Sheldon Cooper | SOPA Images | LightRocket | Getty Images
GUANGZHOU, China — Interest in China’s digital yuan project could in part be driven by the surging price of bitcoin, China’s central bank said Thursday, even as the cryptocurrency is effectively banned in the world’s second-largest economy.
China’s digital yuan is an example of a central bank digital currency (CBDC) which aims to replace some of the cash in circulation.
The the People’s Bank of China (PBOC) sees it as a way to advance cashless payments. It is effectively a digital version of fiat currency.
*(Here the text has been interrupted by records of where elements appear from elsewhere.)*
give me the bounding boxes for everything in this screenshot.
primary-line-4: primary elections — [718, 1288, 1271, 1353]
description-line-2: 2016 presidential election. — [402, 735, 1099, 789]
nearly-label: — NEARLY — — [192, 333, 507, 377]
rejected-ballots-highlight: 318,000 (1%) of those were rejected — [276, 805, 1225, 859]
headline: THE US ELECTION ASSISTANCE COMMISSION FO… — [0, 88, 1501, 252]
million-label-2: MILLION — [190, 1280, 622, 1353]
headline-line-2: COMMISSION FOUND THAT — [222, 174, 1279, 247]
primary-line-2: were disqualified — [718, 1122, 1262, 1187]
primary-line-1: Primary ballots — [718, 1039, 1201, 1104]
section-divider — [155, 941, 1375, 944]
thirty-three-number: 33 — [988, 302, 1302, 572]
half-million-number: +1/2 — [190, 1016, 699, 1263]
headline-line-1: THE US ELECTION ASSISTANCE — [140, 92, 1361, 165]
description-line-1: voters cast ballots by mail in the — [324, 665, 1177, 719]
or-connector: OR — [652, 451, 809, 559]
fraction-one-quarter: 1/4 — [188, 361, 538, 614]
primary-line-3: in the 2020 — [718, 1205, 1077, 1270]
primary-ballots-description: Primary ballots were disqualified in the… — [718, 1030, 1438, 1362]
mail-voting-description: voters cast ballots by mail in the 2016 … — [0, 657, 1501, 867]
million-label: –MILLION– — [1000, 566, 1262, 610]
The central bank has been working on a digital currency since 2014.
Speaking to reporters, Wang Xin, PBOC research bureau director, said market interest in the digital yuan is “very strong and everyone is paying close attention.”
“On one hand, this is related to more and more central banks in the world participating in the development of domestic digital currencies,” Wang said, according to a CNBC translation of his Mandarin comments.
A number of central banks around the world — including Japan, the U.K., Sweden and Switzerland — are exploring issuing their own digital currencies. China is arguably the furthest ahead.
“On the other hand, this (interest) may also be related to the large increase in the price of bitcoin,” Wang said.
The price of bitcoin has repeatedly hit record highs in the past few months. This year alone, it has more than doubled.
But China’s digital yuan is not like bitcoin.
The latter is a so-called decentralized cryptocurrency, which means it has no central authority — such as a central bank — to control it. Bitcoin also works on a technology called blockchain and it’s unclear at this point what the digital yuan will be based on.
We will push ahead with digital RMB pilots, and accumulate more experience.
research bureau director, People’s Bank of China
So far, the PBOC has not given a timeline for the nationwide rollout of the digital yuan. But it has carried out a number of real-world pilot projects in cities around China.
These often take the form of lotteries where people in those cities can apply to get a slice of a pool of digital yuan and then spend it at participating retailers.
Wang said the pilots and are “increasing, and also expanding in scope.” He hinted at more trials to come.
“Next, we will push ahead with digital RMB pilots, and accumulate more experience,” he said.